Currently, only about a dozen companies worldwide are researching TCR-T therapy technology., Characterized by strong technological innovation and significant development challenges, the bottlenecks are primarily concentrated in target screening, clonal specificity, and affinity optimization. Beijing Kerui Biological Technology Co., Ltd. has established a proprietary TCR discovery and affinity optimization platform, enabling high-throughput affinity optimization screening.
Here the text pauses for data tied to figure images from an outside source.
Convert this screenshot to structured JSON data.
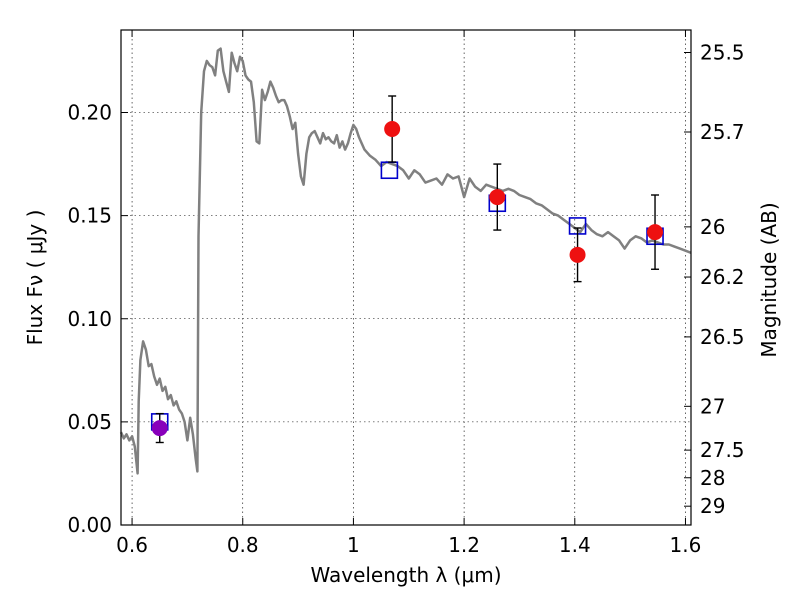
{
  "chart_data": {
    "type": "scatter",
    "title": "",
    "xlabel": "Wavelength  λ (μm)",
    "ylabel": "Flux  Fν  ( μJy )",
    "y2label": "Magnitude (AB)",
    "xlim": [
      0.58,
      1.61
    ],
    "ylim": [
      0.0,
      0.24
    ],
    "grid": true,
    "legend": "none",
    "xticks": [
      {
        "value": 0.6,
        "label": "0.6"
      },
      {
        "value": 0.8,
        "label": "0.8"
      },
      {
        "value": 1.0,
        "label": "1"
      },
      {
        "value": 1.2,
        "label": "1.2"
      },
      {
        "value": 1.4,
        "label": "1.4"
      },
      {
        "value": 1.6,
        "label": "1.6"
      }
    ],
    "yticks": [
      {
        "value": 0.0,
        "label": "0.00"
      },
      {
        "value": 0.05,
        "label": "0.05"
      },
      {
        "value": 0.1,
        "label": "0.10"
      },
      {
        "value": 0.15,
        "label": "0.15"
      },
      {
        "value": 0.2,
        "label": "0.20"
      }
    ],
    "y2ticks": [
      {
        "value": 25.5,
        "label": "25.5"
      },
      {
        "value": 25.7,
        "label": "25.7"
      },
      {
        "value": 26.0,
        "label": "26"
      },
      {
        "value": 26.2,
        "label": "26.2"
      },
      {
        "value": 26.5,
        "label": "26.5"
      },
      {
        "value": 27.0,
        "label": "27"
      },
      {
        "value": 27.5,
        "label": "27.5"
      },
      {
        "value": 28.0,
        "label": "28"
      },
      {
        "value": 29.0,
        "label": "29"
      }
    ],
    "series": [
      {
        "kind": "line",
        "color": "#808080",
        "x": [
          0.58,
          0.585,
          0.59,
          0.595,
          0.6,
          0.605,
          0.61,
          0.612,
          0.615,
          0.62,
          0.625,
          0.63,
          0.635,
          0.64,
          0.645,
          0.65,
          0.655,
          0.66,
          0.665,
          0.67,
          0.675,
          0.68,
          0.685,
          0.69,
          0.695,
          0.7,
          0.705,
          0.71,
          0.715,
          0.718,
          0.72,
          0.725,
          0.73,
          0.735,
          0.74,
          0.745,
          0.75,
          0.755,
          0.76,
          0.765,
          0.77,
          0.775,
          0.78,
          0.785,
          0.79,
          0.795,
          0.8,
          0.805,
          0.81,
          0.815,
          0.82,
          0.825,
          0.83,
          0.835,
          0.84,
          0.845,
          0.85,
          0.855,
          0.86,
          0.865,
          0.87,
          0.875,
          0.88,
          0.885,
          0.89,
          0.895,
          0.9,
          0.905,
          0.91,
          0.915,
          0.92,
          0.925,
          0.93,
          0.935,
          0.94,
          0.945,
          0.95,
          0.955,
          0.96,
          0.965,
          0.97,
          0.975,
          0.98,
          0.985,
          0.99,
          0.995,
          1.0,
          1.005,
          1.01,
          1.015,
          1.02,
          1.03,
          1.04,
          1.05,
          1.06,
          1.07,
          1.08,
          1.09,
          1.1,
          1.11,
          1.12,
          1.13,
          1.14,
          1.15,
          1.16,
          1.17,
          1.18,
          1.19,
          1.2,
          1.21,
          1.22,
          1.23,
          1.24,
          1.25,
          1.26,
          1.27,
          1.28,
          1.29,
          1.3,
          1.31,
          1.32,
          1.33,
          1.34,
          1.35,
          1.36,
          1.37,
          1.38,
          1.39,
          1.4,
          1.41,
          1.42,
          1.43,
          1.44,
          1.45,
          1.46,
          1.47,
          1.48,
          1.49,
          1.5,
          1.51,
          1.52,
          1.53,
          1.54,
          1.55,
          1.56,
          1.57,
          1.58,
          1.59,
          1.6,
          1.61
        ],
        "y": [
          0.045,
          0.042,
          0.044,
          0.041,
          0.043,
          0.038,
          0.025,
          0.06,
          0.08,
          0.089,
          0.085,
          0.077,
          0.078,
          0.072,
          0.068,
          0.071,
          0.065,
          0.067,
          0.061,
          0.063,
          0.058,
          0.06,
          0.056,
          0.054,
          0.05,
          0.041,
          0.052,
          0.044,
          0.032,
          0.026,
          0.14,
          0.2,
          0.22,
          0.225,
          0.223,
          0.222,
          0.218,
          0.23,
          0.231,
          0.22,
          0.215,
          0.21,
          0.229,
          0.224,
          0.22,
          0.227,
          0.225,
          0.218,
          0.216,
          0.215,
          0.205,
          0.186,
          0.185,
          0.211,
          0.206,
          0.21,
          0.215,
          0.212,
          0.208,
          0.205,
          0.206,
          0.206,
          0.203,
          0.198,
          0.192,
          0.195,
          0.18,
          0.169,
          0.165,
          0.18,
          0.188,
          0.19,
          0.191,
          0.188,
          0.185,
          0.19,
          0.187,
          0.188,
          0.186,
          0.185,
          0.189,
          0.183,
          0.186,
          0.182,
          0.185,
          0.19,
          0.194,
          0.192,
          0.188,
          0.185,
          0.182,
          0.179,
          0.177,
          0.174,
          0.176,
          0.175,
          0.174,
          0.172,
          0.168,
          0.172,
          0.17,
          0.166,
          0.167,
          0.168,
          0.165,
          0.17,
          0.168,
          0.169,
          0.159,
          0.168,
          0.164,
          0.162,
          0.165,
          0.164,
          0.163,
          0.162,
          0.163,
          0.162,
          0.16,
          0.159,
          0.158,
          0.156,
          0.155,
          0.153,
          0.151,
          0.15,
          0.148,
          0.146,
          0.144,
          0.142,
          0.146,
          0.143,
          0.141,
          0.14,
          0.142,
          0.14,
          0.138,
          0.134,
          0.138,
          0.14,
          0.139,
          0.137,
          0.138,
          0.137,
          0.136,
          0.136,
          0.135,
          0.134,
          0.133,
          0.132
        ]
      },
      {
        "kind": "square",
        "color": "#0000cc",
        "x": [
          0.65,
          1.065,
          1.26,
          1.405,
          1.545
        ],
        "y": [
          0.05,
          0.172,
          0.156,
          0.145,
          0.14
        ]
      },
      {
        "kind": "circle",
        "color": "#ee1111",
        "x": [
          0.65,
          1.07,
          1.26,
          1.405,
          1.545
        ],
        "y": [
          0.047,
          0.192,
          0.159,
          0.131,
          0.142
        ],
        "yerr": [
          0.007,
          0.016,
          0.016,
          0.013,
          0.018
        ],
        "point_colors": [
          "#8800bb",
          "#ee1111",
          "#ee1111",
          "#ee1111",
          "#ee1111"
        ]
      }
    ]
  }
}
This allows for the acquisition of antigen-specific TCRs within two weeks, effectively breaking through the development barriers for innovative TCR-T therapeutics.

 

In 2023, Beijing Kerui Biological Technology Co., Ltd. plans to establish a commercial manufacturing facility at the Changping Life Valley Industrial Base to support the registration and commercialization of its TCR-T products. Meanwhile, addressing the lack of effective clinical treatments for tumors such as HPV-related advanced cervical cancer, the company is developing a TCR product capable of specifically recognizing the HPV16 E7 antigen and killing antigen-positive cells. This product is also scheduled to obtain Investigational New Drug (IND) approval and enter clinical trials in 2023, aiming to fill the current market gap for effective therapies against advanced cervical cancer.

 

In the future, Kerui Bio will develop multiple indication programs across three therapeutic areas—oncology, chronic infections, and autoimmune diseases—through two product modalities: cell therapy drugs and soluble TCR protein therapeutics, targeting a trillion-dollar disease market. The company will pursue dual regulatory filings in China and the United States to enter the North American market, and gradually expand into the global market through co-development or licensing partnerships.